A couple of the coins on the top of the stacks became loose, then a couple more. You see, the distilled water storage that kept the wooden box intact was slowly dissolving the minerals that secured the stacks of coins. Each periodic water change, each gentle rinsing, lifted more and more of the rust off the gold. With every session it was more beautiful and less stable. In 2009, at its most dazzling (in my humble opinion,) during a water change, I posed it for an open-air portrait.

Eventually the artifact could no longer be moved without the stacks of coins sliding and collapsing. Since coins were coming loose and it could not be used safely for display any more, in 2021 we decided that it was time to unpack the box and discover what marvels lay within. And what wonders the coins turned out to be!

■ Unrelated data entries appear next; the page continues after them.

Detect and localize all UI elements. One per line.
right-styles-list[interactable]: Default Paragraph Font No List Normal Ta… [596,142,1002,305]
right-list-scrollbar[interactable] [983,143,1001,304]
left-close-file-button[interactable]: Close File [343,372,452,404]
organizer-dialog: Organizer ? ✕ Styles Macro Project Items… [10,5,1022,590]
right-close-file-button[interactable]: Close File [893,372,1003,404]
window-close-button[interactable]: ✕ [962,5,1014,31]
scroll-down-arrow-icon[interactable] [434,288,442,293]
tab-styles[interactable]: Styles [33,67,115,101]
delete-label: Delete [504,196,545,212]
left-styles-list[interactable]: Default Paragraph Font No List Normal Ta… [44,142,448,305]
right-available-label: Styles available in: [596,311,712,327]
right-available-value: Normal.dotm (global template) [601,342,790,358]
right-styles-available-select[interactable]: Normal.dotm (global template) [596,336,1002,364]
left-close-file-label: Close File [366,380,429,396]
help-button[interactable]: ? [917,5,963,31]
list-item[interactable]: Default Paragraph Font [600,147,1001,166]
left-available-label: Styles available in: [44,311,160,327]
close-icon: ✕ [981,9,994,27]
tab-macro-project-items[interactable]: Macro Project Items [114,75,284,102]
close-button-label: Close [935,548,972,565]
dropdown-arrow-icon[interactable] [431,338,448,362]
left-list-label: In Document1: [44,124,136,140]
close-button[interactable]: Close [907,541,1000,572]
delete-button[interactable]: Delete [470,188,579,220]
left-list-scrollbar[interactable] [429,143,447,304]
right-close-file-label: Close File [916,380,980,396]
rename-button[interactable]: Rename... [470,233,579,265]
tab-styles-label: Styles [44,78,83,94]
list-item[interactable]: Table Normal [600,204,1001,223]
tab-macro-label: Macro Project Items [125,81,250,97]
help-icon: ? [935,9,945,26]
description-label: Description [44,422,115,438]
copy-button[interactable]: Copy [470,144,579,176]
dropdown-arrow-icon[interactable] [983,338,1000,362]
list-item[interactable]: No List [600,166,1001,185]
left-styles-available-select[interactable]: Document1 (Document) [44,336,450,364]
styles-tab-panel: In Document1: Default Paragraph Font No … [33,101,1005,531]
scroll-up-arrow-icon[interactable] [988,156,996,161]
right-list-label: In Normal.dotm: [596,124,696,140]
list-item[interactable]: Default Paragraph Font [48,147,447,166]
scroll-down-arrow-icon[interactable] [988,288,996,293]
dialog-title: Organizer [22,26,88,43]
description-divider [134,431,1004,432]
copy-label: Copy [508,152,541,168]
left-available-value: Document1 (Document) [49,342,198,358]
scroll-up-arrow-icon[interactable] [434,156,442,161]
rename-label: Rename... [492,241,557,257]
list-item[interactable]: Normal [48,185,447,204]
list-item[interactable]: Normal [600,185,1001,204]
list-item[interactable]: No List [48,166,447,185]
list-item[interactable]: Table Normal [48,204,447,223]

123 double eagles was the total count, most of them the “signature” coin of the S.S. Central America, the 1857-S $20 gold piece. As part of the commercial shipment, this would be expected: recent products of the United States Branch Mint in San Francisco. But not all the 1857-S pieces were of the same die variety, and there were a smattering of other dates and mints interspersed in the rolls, showing that this wasn’t a “straight run” from the mint. It was just an ordinary business-like box of three thousand bucks. We found no indications of who the original shipper of this box was, but whoever they were they obviously had visited the United Stated Branch Mint in San Francisco very recently with a deposit of raw “gold dust,” which could also include ingots or foreign coins.
A great many of the coins appeared very fresh, utterly untouched, as if they just came from the mint and were boxed up for shipment. There were many proof-like examples found among these coins, indicating that before striking the mint had just polished the dies, the tools used to impart the artwork, devices and legends to the surfaces. Prooflike coins reflect light like a mirror, and you could actually read print reflected in the fields of these astonishing pieces from several inches away. The shipper’s visit to the mint must have coincided with the time just after the dies had been polished.

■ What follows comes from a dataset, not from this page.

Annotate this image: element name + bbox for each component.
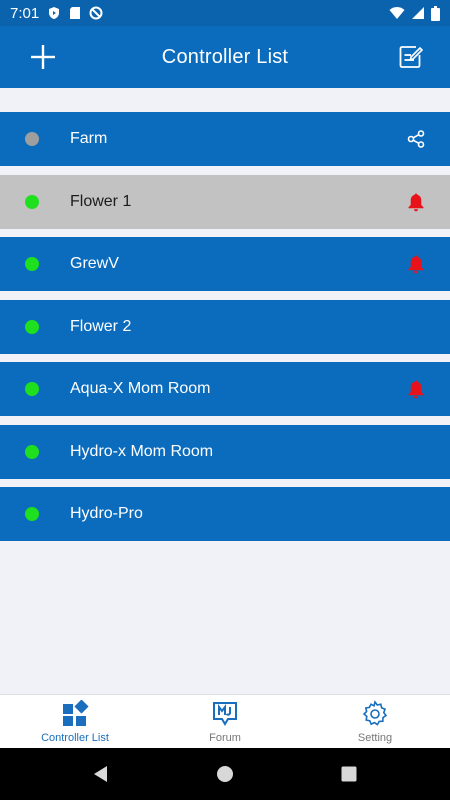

Although these coins showed unusual brilliance and flash, they were produced with normal circulation in mind, in other words, “business strikes.” On that day in August of 1857, the mint had stacked them in the supply of coins to be used in exchange for raw gold deposits, and so they ended up in the hands of the depositor, the company that then packed them in a $3,000 box, and sealed it for shipping to New York.
We learned all the details of that exchange after the treasure slowly gave up these secrets, 30 years after I mused to Mike Milosh, “Wouldn’t it be cool if we could recover one of those boxes intact?”